K.V.G. College of Engineering
- Other name: K.V.G.C.E.
- Motto: Technology for Mankind
- Type: Government Aided
- Established: 1986
- Affiliations: Visvesvaraya Technological University
- President: Dr. Kurunji Venkatramana Gowda
- Principal: Dr. Suresha V
- Administrative staff: 300
- Undergraduates: 1500
- Postgraduates: 200
- Location: Sullia, Karnataka, India 12°33′29″N 75°23′21″E﻿ / ﻿12.55806°N 75.38917°E
- Website: www.kvgengg.com

= KVG College of Engineering =

K.V.G. College of Engineering, Sullia (KVGCE) is an engineering college located in Sullia, Dakshina Kannada, Karnataka. The institution offers undergraduate and postgraduate engineering programs and focuses on technical education, practical learning, innovation, and overall student development. It provides students with opportunities to participate in projects, hackathons, technical events, and industry-oriented activities.Institution was established in 1986 under the leadership of Founder President Late Dr.Kurunji Venkatramana Gowda(KVG).

==History==

K.V.G. College of Engineering sponsored by Academy of Liberal Education (R) Sullia D. K. is located in Kurunjibhag and is one of the largest mega educational complexes in India.

KVG group of institutions have many reputed colleges as

KVG Medical College & Hospital

KVG Institute of Physiotherapy

KVG Institute Nursing Sciences

KVG college of Engineering

KVG ITI

KVG Dental College & Hospital

KVG Polytechnic

KVG NMC

KVG NMPUC

KVG IPS

KVG Amarajyothi Pre University College

KVG LAW college

KVG Ayurveda Medical College

NSVK Dental College

NSVK Polytechnic

KVG ITI Bhagamandala

KVG Institute of allied health sciences

==Admission==
Students are admitted to undergraduate courses on basis of their merit in the Karnataka CET test, or in the COMED-K undergraduate test. Students are also admitted through a management quota, which places no merit requirement; students are directly admitted to a course upon the orders of the college management (in this case, the managing trust). There is a lateral entry scheme in place, by which students holding diploma degrees can enter directly to the second year of study in engineering. Students, upon graduating, receive a Bachelor of Engineering. The total undergraduate strength allotted to the college is 240 per year.

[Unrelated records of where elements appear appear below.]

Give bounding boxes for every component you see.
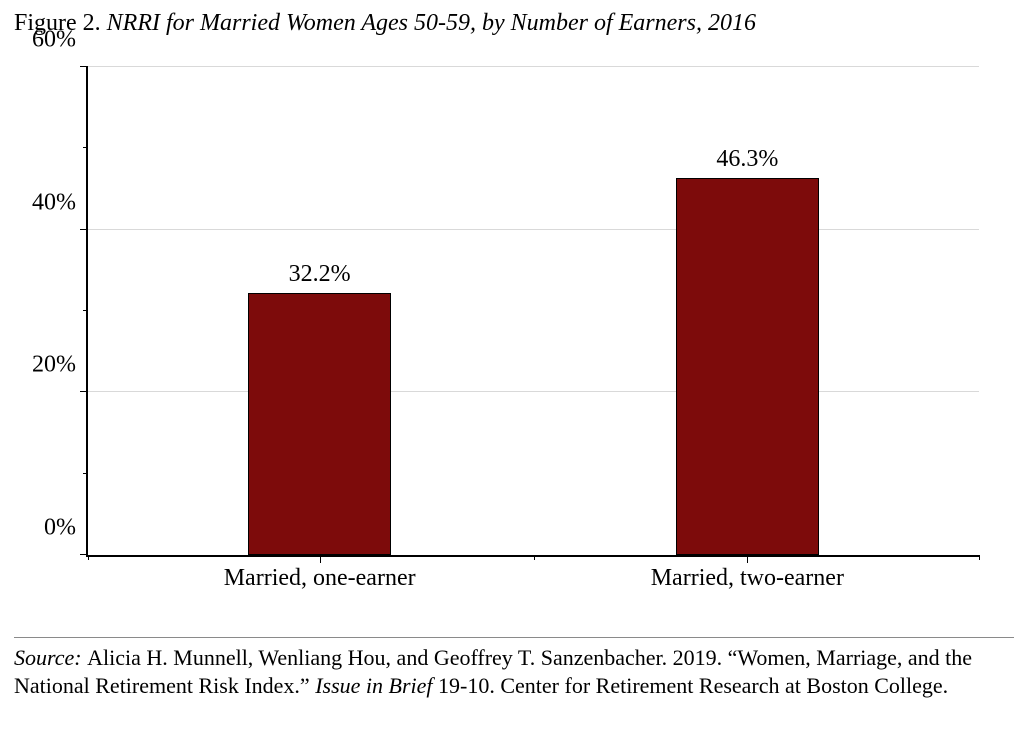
source-label: Source:: [14, 645, 87, 670]
bar-value-label: 32.2%: [289, 261, 351, 294]
y-tick-label: 60%: [32, 27, 88, 54]
y-tick: [80, 66, 88, 67]
source-italic: Issue in Brief: [315, 673, 438, 698]
y-tick: [80, 391, 88, 392]
source-divider: [14, 637, 1014, 638]
y-minor-tick: [83, 473, 88, 474]
figure-title: Figure 2. NRRI for Married Women Ages 50…: [14, 10, 1014, 37]
x-minor-tick: [979, 555, 980, 560]
plot-area: 0%20%40%60%32.2%Married, one-earner46.3%…: [86, 67, 979, 557]
x-tick-label: Married, two-earner: [651, 565, 844, 592]
figure-caption: NRRI for Married Women Ages 50-59, by Nu…: [107, 10, 756, 36]
y-tick: [80, 554, 88, 555]
gridline: [88, 229, 979, 230]
y-tick-label: 0%: [44, 515, 88, 542]
gridline: [88, 66, 979, 67]
source-text-2: 19-10. Center for Retirement Research at…: [438, 673, 948, 698]
x-tick-label: Married, one-earner: [224, 565, 416, 592]
y-tick-label: 20%: [32, 352, 88, 379]
x-tick: [320, 555, 321, 563]
bar-chart: 0%20%40%60%32.2%Married, one-earner46.3%…: [14, 57, 1014, 617]
bar: 46.3%: [676, 178, 819, 555]
y-tick-label: 40%: [32, 189, 88, 216]
y-minor-tick: [83, 147, 88, 148]
gridline: [88, 391, 979, 392]
y-tick: [80, 229, 88, 230]
x-tick: [747, 555, 748, 563]
source-citation: Source: Alicia H. Munnell, Wenliang Hou,…: [14, 644, 1014, 699]
x-minor-tick: [534, 555, 535, 560]
bar-value-label: 46.3%: [716, 146, 778, 179]
y-minor-tick: [83, 310, 88, 311]
x-minor-tick: [88, 555, 89, 560]
bar: 32.2%: [248, 293, 391, 555]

Students are admitted to postgraduate courses on basis of their GATE test scores, as well as on their Post Graduate Karnataka CET scores. Students, upon graduating receive a Master of Technology(MTech), Master of Business Administration(MBA) degree. The total postgraduate strength allotted to the college is 160.

==Departments and courses==

=== Undergraduate ===
These departments offer four-year undergraduate courses in engineering. All of the undergraduate courses have been conferred government aided college status by the Visvesvaraya Technological University, Belgaum

====Bachelor of Engineering====
List of under graduate programs offered at KVGCE
- Bachelor of Engineering in Civil Engineering
- Bachelor of Engineering in Computer Science & Engineering
- Bachelor of Engineering in CSE(Artificial Intelligence & Machine learning)
- Bachelor of Engineering in Electronics and Communication Engineering
- Bachelor of Engineering in Mechanical Engineering
The allied departments of the college are the departments of Physics, Chemistry, Mathematics, Humanities, and that of placement and training.

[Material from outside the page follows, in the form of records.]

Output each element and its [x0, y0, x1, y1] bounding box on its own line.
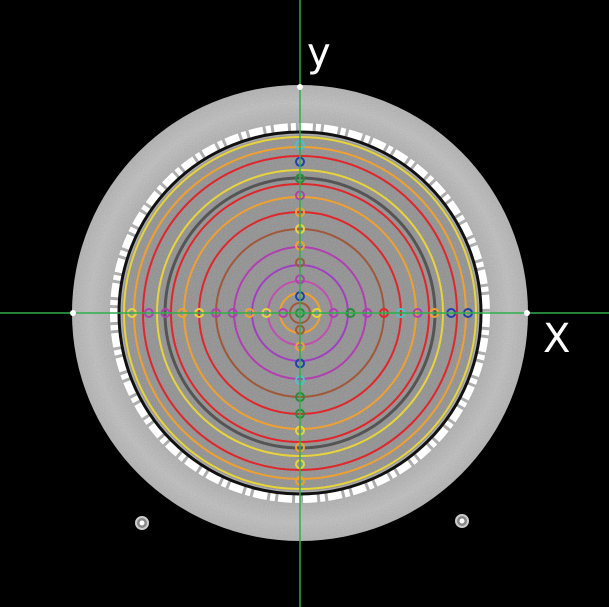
y-axis-label: y — [307, 30, 331, 76]
ct-scan-view: y X — [0, 0, 609, 607]
axis-point — [70, 310, 76, 316]
x-axis-label: X — [543, 316, 570, 362]
fiducial-core — [460, 519, 465, 524]
page: y X (() => { const data = JSON.parse(doc… — [0, 0, 609, 607]
axis-point — [524, 310, 530, 316]
fiducial-core — [140, 521, 145, 526]
axis-point — [297, 84, 303, 90]
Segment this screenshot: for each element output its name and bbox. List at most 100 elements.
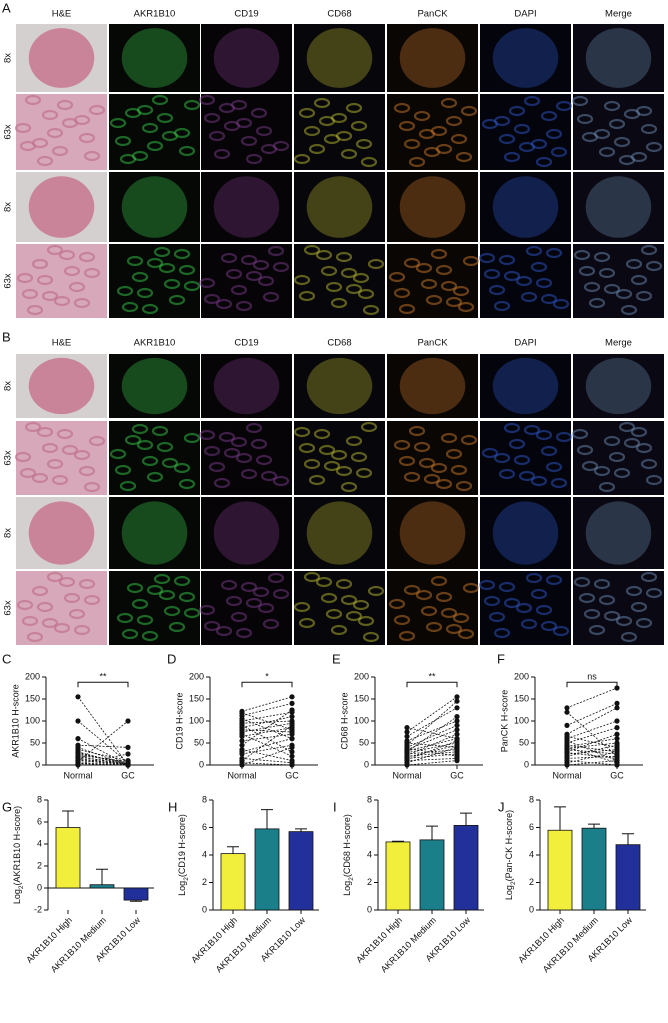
y-tick-label: 100 <box>514 715 529 725</box>
tissue-texture <box>578 592 596 604</box>
pair-line <box>77 738 129 766</box>
bar <box>55 827 81 889</box>
tissue <box>585 357 652 415</box>
tissue-texture <box>550 477 568 489</box>
tissue-texture <box>571 428 589 440</box>
tissue-texture <box>583 608 601 620</box>
tissue-texture <box>126 255 144 267</box>
pair-line <box>241 718 293 739</box>
tissue-texture <box>578 265 596 277</box>
tissue-texture <box>220 579 238 591</box>
tissue-texture <box>46 244 64 256</box>
pair-line <box>406 738 458 752</box>
tissue-texture <box>257 275 275 287</box>
pair-line <box>241 733 293 742</box>
tissue <box>306 357 373 415</box>
tissue-texture <box>408 156 426 168</box>
data-point <box>404 729 410 735</box>
pair-line <box>77 720 129 762</box>
image-tile <box>294 24 385 92</box>
tissue-texture <box>525 245 543 257</box>
tissue-texture <box>41 290 59 302</box>
tissue-texture <box>36 155 54 167</box>
tissue-texture <box>21 615 39 627</box>
y-tick-label: 2 <box>37 860 42 870</box>
tissue-texture <box>156 441 174 453</box>
tissue-texture <box>36 274 54 286</box>
tissue-texture <box>640 244 658 256</box>
y-tick-label: 8 <box>529 794 534 804</box>
tissue-texture <box>493 115 511 127</box>
pair-line <box>77 763 129 766</box>
x-tick-label: Normal <box>227 770 256 780</box>
tissue-texture <box>598 481 616 493</box>
y-tick-label: 2 <box>202 877 207 887</box>
tissue-texture <box>462 582 480 594</box>
tissue-texture <box>452 612 470 624</box>
error-bar <box>554 806 566 831</box>
tissue-texture <box>357 288 375 300</box>
y-tick-label: 6 <box>529 822 534 832</box>
error-bar <box>261 809 273 829</box>
row-label: 63x <box>3 124 14 140</box>
tissue-texture <box>618 421 636 433</box>
pair-line <box>77 749 129 761</box>
data-point <box>614 762 620 768</box>
data-point <box>404 725 410 731</box>
tissue-texture <box>478 579 496 591</box>
pair-line <box>406 747 458 764</box>
tissue-texture <box>635 105 653 117</box>
image-tile <box>201 497 292 569</box>
data-point <box>454 698 460 704</box>
tissue-texture <box>367 585 385 597</box>
tissue <box>121 357 188 415</box>
tissue-texture <box>520 291 538 303</box>
data-point <box>289 731 295 737</box>
tissue-texture <box>14 122 32 134</box>
tissue <box>399 357 466 415</box>
tissue-texture <box>198 429 216 441</box>
data-point <box>614 753 620 759</box>
tissue-texture <box>161 457 179 469</box>
tissue-texture <box>250 438 268 450</box>
tissue-texture <box>53 622 71 634</box>
y-tick-label: -2 <box>34 904 42 914</box>
column-header: DAPI <box>514 338 536 349</box>
tissue-texture <box>508 105 526 117</box>
tissue-texture <box>398 455 416 467</box>
data-point <box>239 751 245 757</box>
tissue-texture <box>430 248 448 260</box>
tissue-texture <box>78 465 96 477</box>
pair-line <box>77 754 129 762</box>
column-header: H&E <box>52 338 72 349</box>
tissue-texture <box>630 151 648 163</box>
pair-line <box>566 742 618 749</box>
tissue-texture <box>153 246 171 258</box>
tissue-texture <box>240 254 258 266</box>
tissue-texture <box>503 151 521 163</box>
tissue-texture <box>520 618 538 630</box>
tissue-texture <box>41 442 59 454</box>
tissue-texture <box>320 592 338 604</box>
data-point <box>564 709 570 715</box>
y-tick-label: 6 <box>367 822 372 832</box>
tissue-texture <box>440 607 458 619</box>
y-label-suffix: (AKR1B10 H-score) <box>12 806 22 886</box>
tissue-texture <box>68 608 86 620</box>
data-point <box>404 762 410 768</box>
data-point <box>614 731 620 737</box>
error-bar <box>96 868 108 885</box>
column-header: AKR1B10 <box>134 338 176 349</box>
tissue-texture <box>620 304 638 316</box>
panel-label: C <box>2 651 11 666</box>
y-label-suffix: (CD68 H-score) <box>342 814 352 877</box>
tissue-texture <box>535 429 553 441</box>
data-point <box>614 758 620 764</box>
pair-line <box>241 758 293 764</box>
tissue-texture <box>24 94 42 106</box>
tissue-texture <box>435 478 453 490</box>
tissue-texture <box>36 601 54 613</box>
image-tile <box>294 172 385 242</box>
tissue-texture <box>141 455 159 467</box>
tissue-texture <box>403 471 421 483</box>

===Postgraduate courses===
Postgraduate courses offered by the college are not autonomous, and they remain fully under the ambit of the university.

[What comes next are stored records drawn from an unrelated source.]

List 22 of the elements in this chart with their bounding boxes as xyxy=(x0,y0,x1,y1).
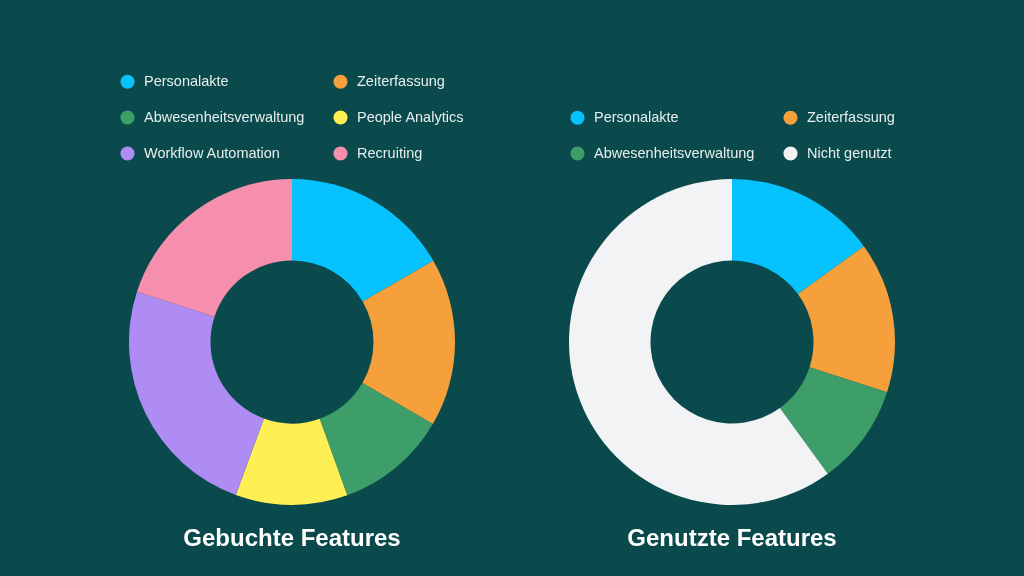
legend-label: Zeiterfassung xyxy=(357,72,445,89)
legend-label: Abwesenheitsverwaltung xyxy=(144,108,305,125)
donut-slice xyxy=(136,179,292,317)
donut-slice xyxy=(292,179,434,302)
donut-slice xyxy=(779,367,888,474)
legend-label: Abwesenheitsverwaltung xyxy=(594,144,755,161)
legend-label: Personalakte xyxy=(144,72,229,89)
donut-slice xyxy=(732,179,864,295)
donut-slice xyxy=(362,260,455,425)
text: Gebuchte Features xyxy=(183,524,401,551)
donut-slice xyxy=(319,383,433,496)
legend-label: Personalakte xyxy=(594,108,679,125)
legend-label: People Analytics xyxy=(357,108,464,125)
legend-label: Nicht genutzt xyxy=(807,144,892,161)
legend-label: Recruiting xyxy=(357,144,423,161)
donut-slice xyxy=(797,246,895,393)
donut-slice xyxy=(235,418,348,505)
text: Genutzte Features xyxy=(627,524,837,551)
legend-label: Workflow Automation xyxy=(144,144,280,161)
donut-slice xyxy=(569,179,828,505)
legend-label: Zeiterfassung xyxy=(807,108,895,125)
donut-slice xyxy=(129,291,264,496)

==== Master of Technology (MTech) ====
The Institute offers 2-year Master of Technology (MTech) in the following Branches.
- Digital Communication
- Digital Electronics And Communication
- Software Engineering
- Computer Engineering
- Manufacturing Science & Engineering
- Computer Application in Industrial Drives

====MBA====
KVGCE also offers 2-year Master of Business Administration Program

==Activities==

The institute organizes co-curricular and extra curricular activities. Some informal student groups include
- Organize Blood donation camps every year.
- NSS - National Service Scheme
- RISE - Representatives of Information Science & Engineering.